A YOUNG POLISH DELEGATE, “OUR NEEDS:” “A TRUE IDEAL, A TRUE MODEL, A TRUE FRIEND”” “

“The youth of today have a need for a true ideal, a true model and a true friend. If they don’t find them, they end up following what the world proposes to them: consumerism, hedonism, escape into the virtual, individualism and standardization”. The reflection is that of a young Pole, Tomasz Mikusinski, who addressed the round table on 25 April on the theme of the day “Memory and future” as part of the programme of the 10th Symposium of European bishops, promoted by the Council of the Episcopal Conferences of Europe (CCEE), held in Rome from 24 to 28 April. “The ideal of ideals”, according to Tomasz, is contained in the Gospel, and is “the life of God realized on earth”. To achieve it, he pointed out, the young have a need for credible models, and he cited some names: John Paul II, Mother Teresa of Calcutta, Chiara Lubich, Roger Schutz.
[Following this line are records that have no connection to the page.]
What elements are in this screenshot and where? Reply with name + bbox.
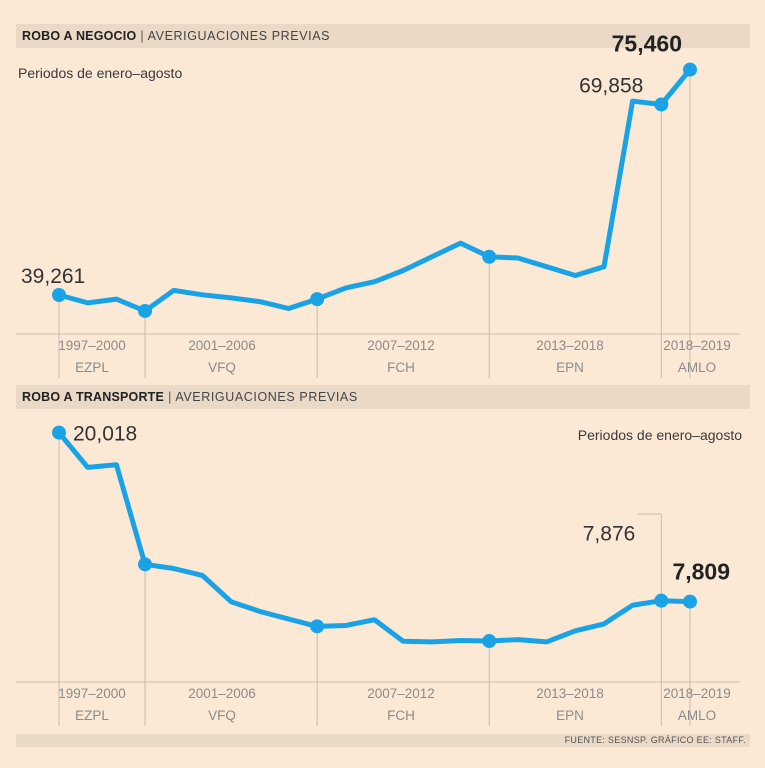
chart2-period-admin: EZPL xyxy=(75,708,109,723)
chart1-series-line xyxy=(56,67,693,314)
chart2-subtitle: AVERIGUACIONES PREVIAS xyxy=(175,390,358,404)
chart1-title: ROBO A NEGOCIO xyxy=(22,29,137,43)
chart1-data-point xyxy=(683,62,697,77)
chart2-value-label: 7,809 xyxy=(672,559,730,585)
chart2-period-admin: VFQ xyxy=(208,708,236,723)
chart2-period-admin: AMLO xyxy=(678,708,716,723)
chart2-period-years: 2013–2018 xyxy=(536,686,604,701)
chart1-subtitle: AVERIGUACIONES PREVIAS xyxy=(147,29,331,43)
chart1-data-point xyxy=(482,249,497,264)
chart2-data-point xyxy=(52,425,66,440)
chart1-header: ROBO A NEGOCIO | AVERIGUACIONES PREVIAS xyxy=(16,24,750,48)
chart1-period-admin: EPN xyxy=(556,360,584,375)
chart2-period-admin: EPN xyxy=(556,708,584,723)
chart1-period-years: 2001–2006 xyxy=(188,338,256,353)
chart1-data-point xyxy=(138,303,153,318)
chart1-period-note: Periodos de enero–agosto xyxy=(18,65,182,81)
chart2-data-point xyxy=(683,594,697,609)
chart2-period-years: 1997–2000 xyxy=(58,686,126,701)
chart1-period-admin: EZPL xyxy=(75,360,109,375)
chart1-data-point xyxy=(310,292,325,307)
chart2-value-label: 7,876 xyxy=(583,523,636,546)
chart1-data-point xyxy=(654,97,669,112)
chart2-period-years: 2001–2006 xyxy=(188,686,256,701)
chart2-data-point xyxy=(654,593,669,608)
chart2-period-admin: FCH xyxy=(387,708,415,723)
chart2-data-point xyxy=(138,557,153,572)
chart2-data-point xyxy=(310,619,325,634)
chart1-period-years: 2018–2019 xyxy=(663,338,731,353)
chart1-period-admin: VFQ xyxy=(208,360,236,375)
chart1-value-label: 69,858 xyxy=(579,74,643,97)
chart1-header-separator: | xyxy=(140,29,144,43)
chart2-transporte: 1997–2000 EZPL 2001–2006 VFQ 2007–2012 FCH 201… xyxy=(16,423,742,726)
chart1-period-years: 2007–2012 xyxy=(367,338,435,353)
chart1-period-years: 2013–2018 xyxy=(536,338,604,353)
chart2-data-point xyxy=(482,634,497,649)
chart2-value-label: 20,018 xyxy=(73,423,137,446)
chart1-period-years: 1997–2000 xyxy=(58,338,126,353)
chart2-header: ROBO A TRANSPORTE | AVERIGUACIONES PREVIAS xyxy=(16,385,750,409)
chart2-title: ROBO A TRANSPORTE xyxy=(22,390,165,404)
chart2-header-separator: | xyxy=(168,390,172,404)
chart1-negocio: 1997–2000 EZPL 2001–2006 VFQ 2007–2012 FCH 201… xyxy=(16,31,740,378)
chart1-period-admin: AMLO xyxy=(678,360,716,375)
chart2-period-note: Periodos de enero–agosto xyxy=(578,427,742,443)
chart2-series-line xyxy=(56,430,693,645)
chart1-value-label: 39,261 xyxy=(21,265,85,288)
chart2-period-years: 2007–2012 xyxy=(367,686,435,701)
chart2-period-years: 2018–2019 xyxy=(663,686,731,701)
chart1-value-label: 75,460 xyxy=(612,31,682,57)
chart1-period-admin: FCH xyxy=(387,360,415,375)
source-footer: FUENTE: SESNSP. GRÁFICO EE: STAFF. xyxy=(16,734,750,747)
chart1-data-point xyxy=(52,288,66,303)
Yet, he pointed out, “it’s not always like this”. In Poland too, where many young people are closely linked with the Church, “needs are growing among them that the Church does not yet seem able to satisfy”. The young challenge, for example, a faith that is exclusively lived in its “vertical dimension”, in other words in the “relation with God in prayer, in liturgical celebrations, and in participation in the sacraments”. But the young, he suggested, “have a need to find responses also for the horizontal dimension of their life, for their relations with the fellowmen they meet in the various circumstances of daily life”. And he mentioned, in this regard, the portal of an Indian church, which has the inscription over its entrance: “Here one enters to love God”, and over its exit: “Here one leaves to love man”. “The Gospel, whose essence is to love, illuminates human relationships, placing man in the right relation with his neighbour. Whoever tries to live the Gospel knows that this life-style is a source of happiness. When the young experience this happiness – said Tomasz – they are better defended against the countless proposals of superficial and transient pleasures that the consumer world may offer them”. The round table was also addressed by a priest and a sister, who recalled the importance of evangelizing the young by meeting them in their own environment, the need to dedicate more time to them, and the value of the community and of volunteer service.